Plants, giants, and other worlds

A few weeks ago, I gave a fun interview to Amy Wilkinson at MTV News about the “science” behind Jack the Giant Slayer, a re-telling of Jack and the Beanstalk. Jack the Giant Slayer movie posterThe first thing that came up was how we tend to forget that plants are even alive. I had planned to bring this up at some point in our conversation, but Amy set it up beautifully by asking, “So is it even possible for a plant to actually come alive (like in the film)?” Of course I don’t fault her at all for stating it this way, and when I pointed out that plants are already, in fact, alive, she laughed at herself. But we both knew what she meant, in part because we really do tend to think of plants as part of the scenery — inert, inanimate, unchanging. In reality, none of those are true, but the things they do, they do on a frequency that we don’t share, leaving so much of their activity functionally invisible to us. This invisibility is part of what makes it so startling and fun when a plant is cast as a character in a story like Jack and the Whatever.

As if it were not enough that plants do their things too slowly to notice, we have also managed to exile them from our day-to-day lives almost completely. Unless you are one of the 3.4 in 1000 Americans claiming farming as your occupation, you likely don’t have any need to think about plants actually growing. Sure, many people enjoy gardening or horticulture as a hobby, but I suspect most of them see plants through the lens of scenery and decoration, not as the living, active organisms they are. After all, if you can buy it in the Wal-Mart parking lot, how alive could it be?

Some plants, of course, do grow at a rate that approaches our own perception. World record-breaking pumpkins, for instance, can add 50 lbs of mass per day at the peak of their growth — you could nearly hear the water flowing into the gourd, I suspect. Certain varieties of clumping bamboo can grow about 3 ft per day — just shy of 1 mm per minute, so you’d have to watch closely, but you may just notice it. Certainly if you checked, enjoyed a cold beverage, and checked again, you’d be able to tell.

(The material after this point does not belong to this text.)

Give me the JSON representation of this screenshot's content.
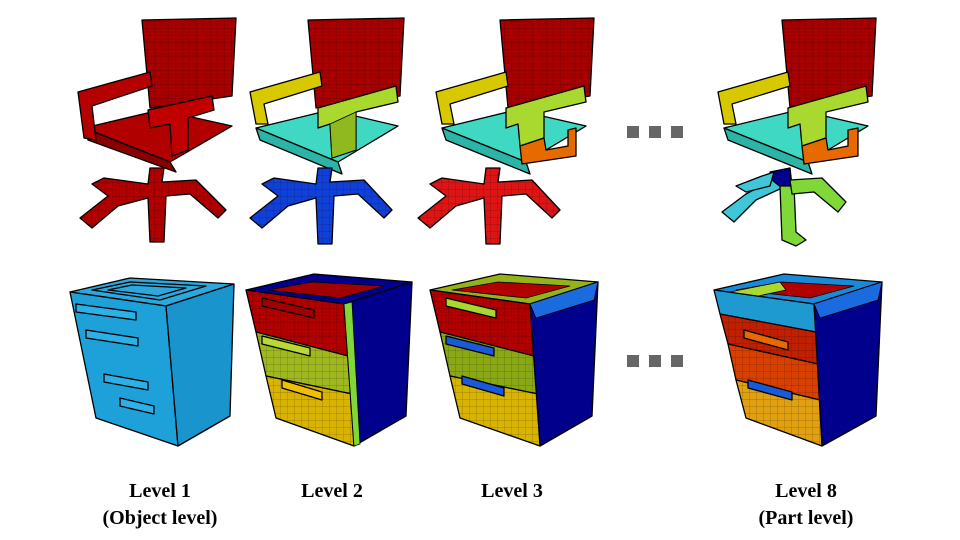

General Sherman RedwoodThese plants all pale in comparison to the mighty redwoods, Sequoiadendron giganteum. These gigantic organisms have literally billions of leaves and gain several tons per year in mass, almost all of which is added from thin air via photosynthesis. These giants actually speed up their growth rate as they age, something I’m sure many companies would love to replicate if they could. Their sheer size aside, the redwoods are an apt example here for another reason. Like the beanstalk in the folk tale, scientists have found an utterly foreign and fascinating world 250 ft above the ground, in their crowns. While it may not be filled with killer giants and gold coins, I’d happily trade an old cow for a chance to visit such a world and have a look around.